By Lauren Dixon
GCU Office of Student Care
#Askingforafriend
Pain is arguably the most challenging emotion to experience or embrace.
We qualify our pain in numerous ways depending on the nuances of the moment: We feel sad, lonely, hurt, disappointed, devastated, lost or hopeless. We feel agony, despair or sorrow.
We experience pain when something we had has been lost and changes our way of functioning in the world.
When we lose a loved one, a relationship, a job, a role we’ve been used to playing, a dream or expectation, a useful or cherished possession, our health, our routines or even our ideologies, we are faced with the challenge of having to make an adjustment we didn’t want to make.
In our efforts to resist pain, we often shift to other emotions that connect us to a greater sense of control (illusory as it may be).

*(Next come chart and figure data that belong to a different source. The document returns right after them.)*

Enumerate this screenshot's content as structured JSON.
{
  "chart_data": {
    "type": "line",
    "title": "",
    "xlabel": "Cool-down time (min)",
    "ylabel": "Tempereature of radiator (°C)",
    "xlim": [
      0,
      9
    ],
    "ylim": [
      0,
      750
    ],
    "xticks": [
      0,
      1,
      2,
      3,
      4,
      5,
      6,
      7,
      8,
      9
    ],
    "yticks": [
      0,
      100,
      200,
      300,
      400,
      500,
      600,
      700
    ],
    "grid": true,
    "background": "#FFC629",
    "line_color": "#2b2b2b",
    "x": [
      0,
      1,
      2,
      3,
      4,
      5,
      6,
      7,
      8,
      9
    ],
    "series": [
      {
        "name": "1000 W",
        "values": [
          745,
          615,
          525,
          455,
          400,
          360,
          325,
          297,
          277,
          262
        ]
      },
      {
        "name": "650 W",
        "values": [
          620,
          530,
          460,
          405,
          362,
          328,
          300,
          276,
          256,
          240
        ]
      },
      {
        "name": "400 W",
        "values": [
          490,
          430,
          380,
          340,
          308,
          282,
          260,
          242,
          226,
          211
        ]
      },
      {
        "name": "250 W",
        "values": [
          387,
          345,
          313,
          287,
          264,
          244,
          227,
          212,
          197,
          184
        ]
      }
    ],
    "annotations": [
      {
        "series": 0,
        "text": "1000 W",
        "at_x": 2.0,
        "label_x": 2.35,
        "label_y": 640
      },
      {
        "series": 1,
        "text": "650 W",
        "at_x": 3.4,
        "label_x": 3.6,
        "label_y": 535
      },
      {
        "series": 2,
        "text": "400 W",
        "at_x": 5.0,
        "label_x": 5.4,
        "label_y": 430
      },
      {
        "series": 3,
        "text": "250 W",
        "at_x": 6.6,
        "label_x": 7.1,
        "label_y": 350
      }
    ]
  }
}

We cling to our anger about all the external factors that should be different. Example: If you would just be more trustworthy, I wouldn’t have to feel the pain of not being able to trust you.

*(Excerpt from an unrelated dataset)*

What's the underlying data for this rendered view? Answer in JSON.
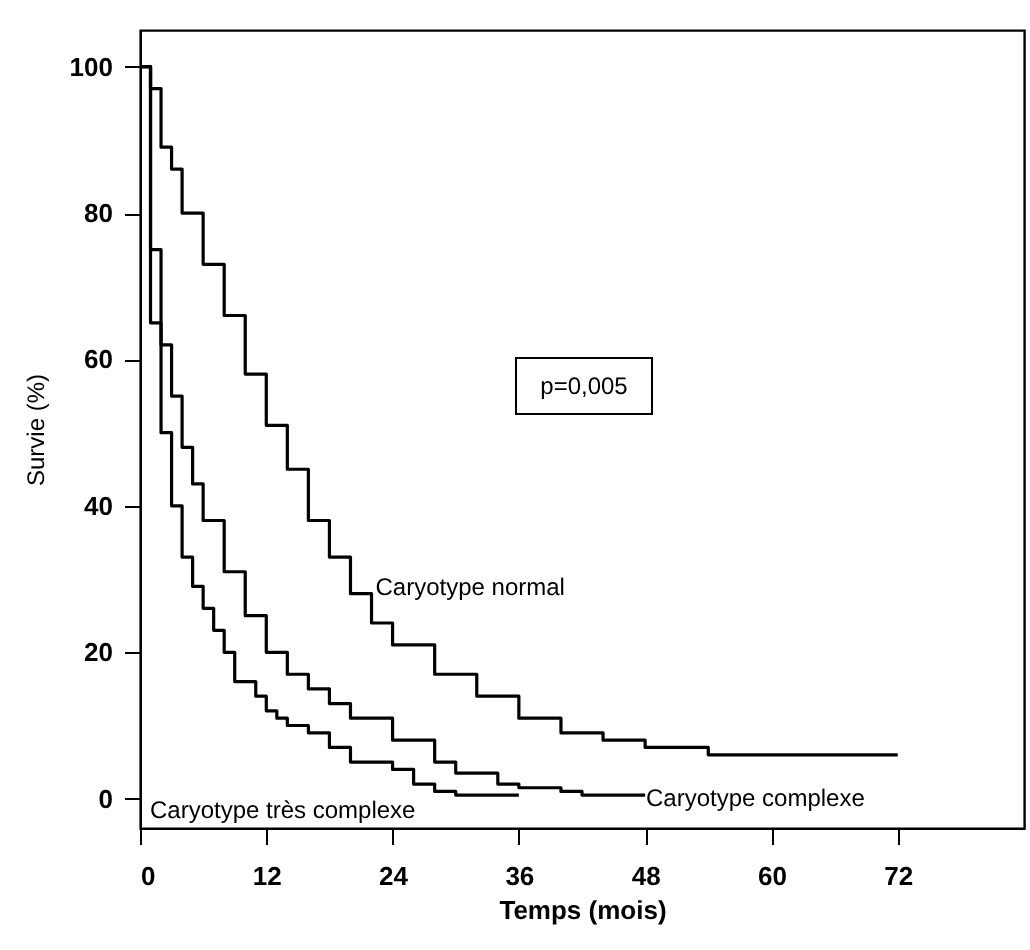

Or we reel in guilt about all of the ways we imagine we ought to have been able to control more than what’s really within our grasp. Example: If only I had been around to mediate my family’s arguments, I wouldn’t be feeling the pain of my family being upset and in conflict.
Even if we arrive at the conclusion that anger and guilt won’t resolve our pain, the next maneuver is often to try to bypass the feeling by “moving on” because we think, “What’s the point in feeling pain if I can’t do anything to change the situation that has caused it?”
It’s a good question. Consider the following response:
“When we are no longer able to change a situation, we are challenged to change ourselves.” – Viktor Frankl
I often think of physical pain as a helpful parallel to understanding the purpose of emotional pain. Imagine that you’ve just broken your leg. The pain you feel in response is an important alert that something has just happened. Your ability to function has just changed.
You may feel angry about whatever caused the injury, you may even feel guilty if you had some role in taking a risk that incurred the injury. But you’ll also likely go to the doctor and seek healing.
You’ll learn to care for your leg with extra protection (perhaps a cast) and extra rest (you’ll have to work out less vigorously and allow more time to get from one place to another). You’ll learn to adjust, to get around with the help of crutches or wheels.
And as your leg heals, you’ll strengthen it again over time until you can resume your previous level of functioning. You can’t change the broken leg, but you can change the way you function with a broken leg.
Pain invites us to acknowledge that we need extra care/support, comfort and rest than we did before our way of functioning changed. As we allow ourselves to slow down and take care, we then can start to explore new ways of functioning and of getting our needs met differently within our new/changed circumstances.